Will truth ever be bought-off or beaten-down enough to satisfy Chinese President Xi Jinping and the Butchers of Beijing?
The ‘Butchers’ nickname came 32 years ago today — from the clearing of Tiananmen Square by soldiers and tanks in the early morning hours of June 4th, and in opening fire on and murdering thousands of Chinese citizens outside the square.
Someone may object that Xi, the General Secretary of the Chinese Communist Party (CCP) since 2012, can’t be blamed. He wasn’t in charge back in 1989.
Xi didn’t give the order for troops to kill the unarmed students and workers who filled Tiananmen Square for weeks with as many as a million people protesting for freedom and democracy. Nor did he have thousands more arrested and imprisoned after the massacre. In fact, Xi’s father “condemned the use of force against protesters during the 1989 Tiananmen Square protests,” informs U.S. News.

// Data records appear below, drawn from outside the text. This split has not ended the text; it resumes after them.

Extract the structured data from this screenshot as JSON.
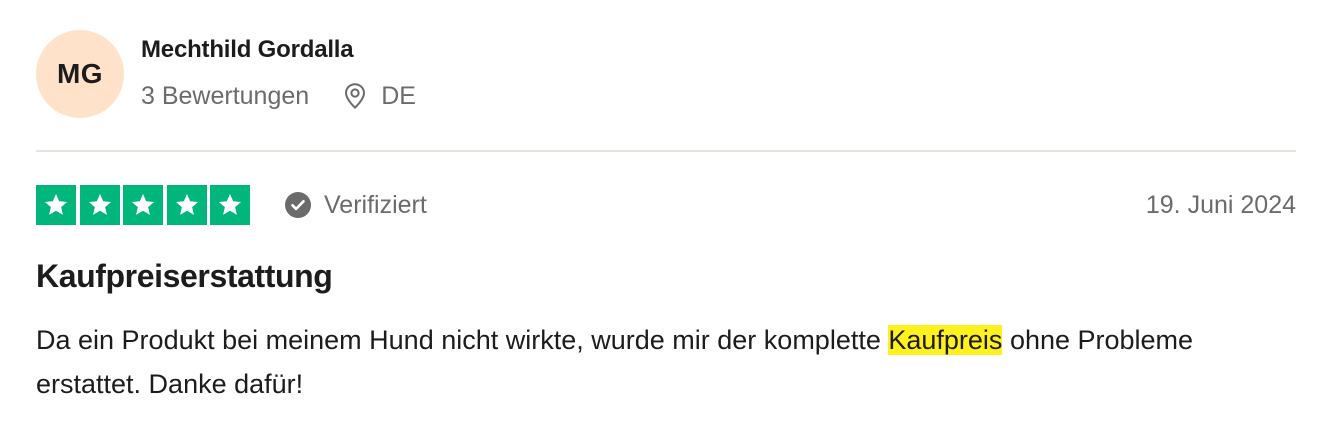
{
  "reviewer": {
    "initials": "MG",
    "name": "Mechthild Gordalla",
    "review_count": "3 Bewertungen",
    "country": "DE",
    "avatar_color": "#ffe2c9"
  },
  "review": {
    "rating": 5,
    "max_rating": 5,
    "star_color": "#00b67a",
    "verified_label": "Verifiziert",
    "date": "19. Juni 2024",
    "title": "Kaufpreiserstattung",
    "body_before": "Da ein Produkt bei meinem Hund nicht wirkte, wurde mir der komplette ",
    "body_highlight": "Kaufpreis",
    "body_after": " ohne Probleme erstattet. Danke dafür!",
    "highlight_color": "#fff11d"
  },
  "icons": {
    "location": "location-pin-icon",
    "verified": "check-circle-icon",
    "star": "star-icon"
  }
}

But Xi cannot escape the taint of Tiananmen. Not only does Human Rights Watch charge that government repression under his unlimited rule is “at its worst level since the Tiananmen Square massacre,” Xi and today’s CCP are on a mission to memory-hole Tiananmen.
How?
By massacring any public memorial of the massacre.
While the truth about Tiananmen has always been verboten in China, freer folks in Hong Kong held massive memorials each year. “Last year’s vigil was banned for the first time because of the coronavirus,” Yahoo News explains, “but thousands defied police and rallied anyway.”
This year, however, the new national security law threatens five years in prison for attending an unauthorized rally. Chanting “Democracy for China!” could land a Hongkonger in prison for life.*
Thankfully, in America today we have the freedom to condemn the Chinazis.
And remember June 4.
This is Common Sense. I’m Paul Jacob.
* And it has already begun: “Hong Kong cracks down on Tiananmen commemorations, arrests vigil organiser.”